1. Fate/Zero & Fate/Stay night: Unlimited Blade Works
- A highly underrated series that was adapted from a popular manga, Fate/Zero is the prequel to the original Stay night, which has three alternate routes, one being Unlimited Blade Works. The esteemed animation studio, Ufotable, took it upon themselves to adapt the series into a dark, mature story involving remarkable characters and gripping fight scenes. The synopsis: Seven Masters summon an equal amount of Servants of a different class to fight for them in order to win the Holy Grail and be granted a wish.

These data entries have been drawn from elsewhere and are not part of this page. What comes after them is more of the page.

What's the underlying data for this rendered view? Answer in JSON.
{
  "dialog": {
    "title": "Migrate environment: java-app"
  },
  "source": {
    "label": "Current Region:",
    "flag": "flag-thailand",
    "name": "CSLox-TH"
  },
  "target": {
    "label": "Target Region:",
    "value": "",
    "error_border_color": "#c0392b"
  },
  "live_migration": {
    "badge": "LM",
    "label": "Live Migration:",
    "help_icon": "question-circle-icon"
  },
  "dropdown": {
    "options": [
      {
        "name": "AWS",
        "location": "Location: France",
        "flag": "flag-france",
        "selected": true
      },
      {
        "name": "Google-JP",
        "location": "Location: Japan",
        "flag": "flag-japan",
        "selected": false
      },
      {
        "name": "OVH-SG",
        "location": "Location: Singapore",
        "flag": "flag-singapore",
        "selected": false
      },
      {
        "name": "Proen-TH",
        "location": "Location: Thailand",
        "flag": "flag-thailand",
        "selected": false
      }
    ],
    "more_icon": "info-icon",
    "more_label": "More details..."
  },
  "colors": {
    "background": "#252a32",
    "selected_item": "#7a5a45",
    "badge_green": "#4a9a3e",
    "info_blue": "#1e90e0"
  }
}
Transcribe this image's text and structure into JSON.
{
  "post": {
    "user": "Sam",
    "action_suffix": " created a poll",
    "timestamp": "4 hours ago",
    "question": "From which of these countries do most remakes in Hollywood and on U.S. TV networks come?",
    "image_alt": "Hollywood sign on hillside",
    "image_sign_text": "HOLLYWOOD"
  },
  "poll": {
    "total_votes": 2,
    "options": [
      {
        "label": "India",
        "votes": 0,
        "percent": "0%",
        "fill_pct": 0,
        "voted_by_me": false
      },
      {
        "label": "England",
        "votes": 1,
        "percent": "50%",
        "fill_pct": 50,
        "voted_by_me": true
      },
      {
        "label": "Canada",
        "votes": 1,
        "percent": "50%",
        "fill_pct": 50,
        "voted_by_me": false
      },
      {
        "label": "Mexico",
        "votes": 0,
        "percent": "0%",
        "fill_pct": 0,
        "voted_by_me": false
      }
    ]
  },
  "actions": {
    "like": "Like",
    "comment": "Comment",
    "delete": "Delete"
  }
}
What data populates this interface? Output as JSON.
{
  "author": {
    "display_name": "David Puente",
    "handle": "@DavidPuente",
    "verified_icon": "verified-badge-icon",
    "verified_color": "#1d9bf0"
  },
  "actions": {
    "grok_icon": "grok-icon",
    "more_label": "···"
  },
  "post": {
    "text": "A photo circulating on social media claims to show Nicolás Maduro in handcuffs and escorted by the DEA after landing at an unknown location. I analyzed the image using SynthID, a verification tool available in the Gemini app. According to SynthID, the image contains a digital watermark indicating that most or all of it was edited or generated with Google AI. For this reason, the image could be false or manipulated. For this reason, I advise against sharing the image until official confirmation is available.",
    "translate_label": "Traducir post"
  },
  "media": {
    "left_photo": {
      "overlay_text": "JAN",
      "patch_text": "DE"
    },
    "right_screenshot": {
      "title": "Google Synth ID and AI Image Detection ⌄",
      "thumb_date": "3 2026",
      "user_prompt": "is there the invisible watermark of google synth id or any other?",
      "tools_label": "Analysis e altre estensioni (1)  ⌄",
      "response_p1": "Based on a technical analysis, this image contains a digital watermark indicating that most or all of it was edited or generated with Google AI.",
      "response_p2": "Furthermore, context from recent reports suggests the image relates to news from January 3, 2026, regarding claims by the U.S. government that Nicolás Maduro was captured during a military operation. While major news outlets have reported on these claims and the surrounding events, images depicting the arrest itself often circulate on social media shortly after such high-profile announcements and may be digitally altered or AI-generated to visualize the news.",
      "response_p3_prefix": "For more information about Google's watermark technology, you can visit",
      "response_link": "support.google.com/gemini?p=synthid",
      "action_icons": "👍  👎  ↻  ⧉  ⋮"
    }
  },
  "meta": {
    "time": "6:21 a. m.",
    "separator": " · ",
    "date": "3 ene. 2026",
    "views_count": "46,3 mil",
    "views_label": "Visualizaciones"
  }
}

Each character has a motivation for fighting and do whatever it takes to achieve their goal, although their sense of humanity is in question quite often. In terms of standing up to other great anime, I'd honestly say that both Fate series easily surpass all other contenders, including Fullmetal Alchemist [Brotherhood].
2. Guilty Crown
- An original story that's pretty obviously inspired by Code Geass: Lelouch of the Rebellion. The story follows Shu Ouma, a tentative young man who attains the ability to draw objects out of a person's heart and is inducted into a "terrorist group" known as Funeral Parlor. He assists the group by hampering the plans of a corrupt government when they seek to execute or imprison the general populace due to suspicion of exposure to a virus outbreak. Sure, the plot might sound completely "original", but what sets Guilty Crown apart from most other tropes is the evolution of Shu's personality. He goes from an indecisive coward to a self-sacrificing leader who uses his power to protect his friends, and pulls through some otherwise impossible circumstances. This is the way that most protagonists should be handled, unlike the pretentious and tiresome mains who constantly scream their "dream" aloud (Naruto and Luffy, for example).
3. Attack on Titan
- Whenever the small remnants of humanity are forced seek shelter behind towering walls, you know that there's something waiting on the other side. For around 100 years, the surviving numbers go about their lives with a doubt ever weighing on their minds., fearing that the rabid Titans would breach their "fortress" and exterminate them. Attack on Titan handles the extreme uncertainty of mankind and unpredictable nature of the Titans so well that it's hard to get turned off by any of the characters. Through their eyes, you see this monstrous force that is fixated on devouring each and every human being, and the monsters' origin isn't known to a single person. It's because of this constant desperation and anguish that almost everyone is relatable and should someone insignificant perish, you'd most likely feel a twinge of pity for them, too.
4. Macross Frontier
- Almost the polar opposite of Attack on Titan, Frontier places the remnants of humanity in a floating space colony after Earth was destroyed by an alien force. The survivors supposedly escape detection until many years later--you guessed it--the aliens catch up to them and invade the colony, but with the usage of mech suits, they keep the invaders at bay. In particular, one of the main protagonists, the male lead, takes over the suit of a commander who had died and confronts the lead alien, driving it out. But outside of the well-choreographed fights, there are two other protags, female to be precise, who want to win ther heart of the male lead...by singing. Thing is, the songs are not the run of the mill J-Pop that one might expect; they are catchy
, and especially epic
. Guilty Crown also contains vocal songs
up to this standard, but they just can't match Frontier's musical quality. Combined with the auditory pleasures and the flashy animation, this series is both chilling and entrancing, especially towards the end.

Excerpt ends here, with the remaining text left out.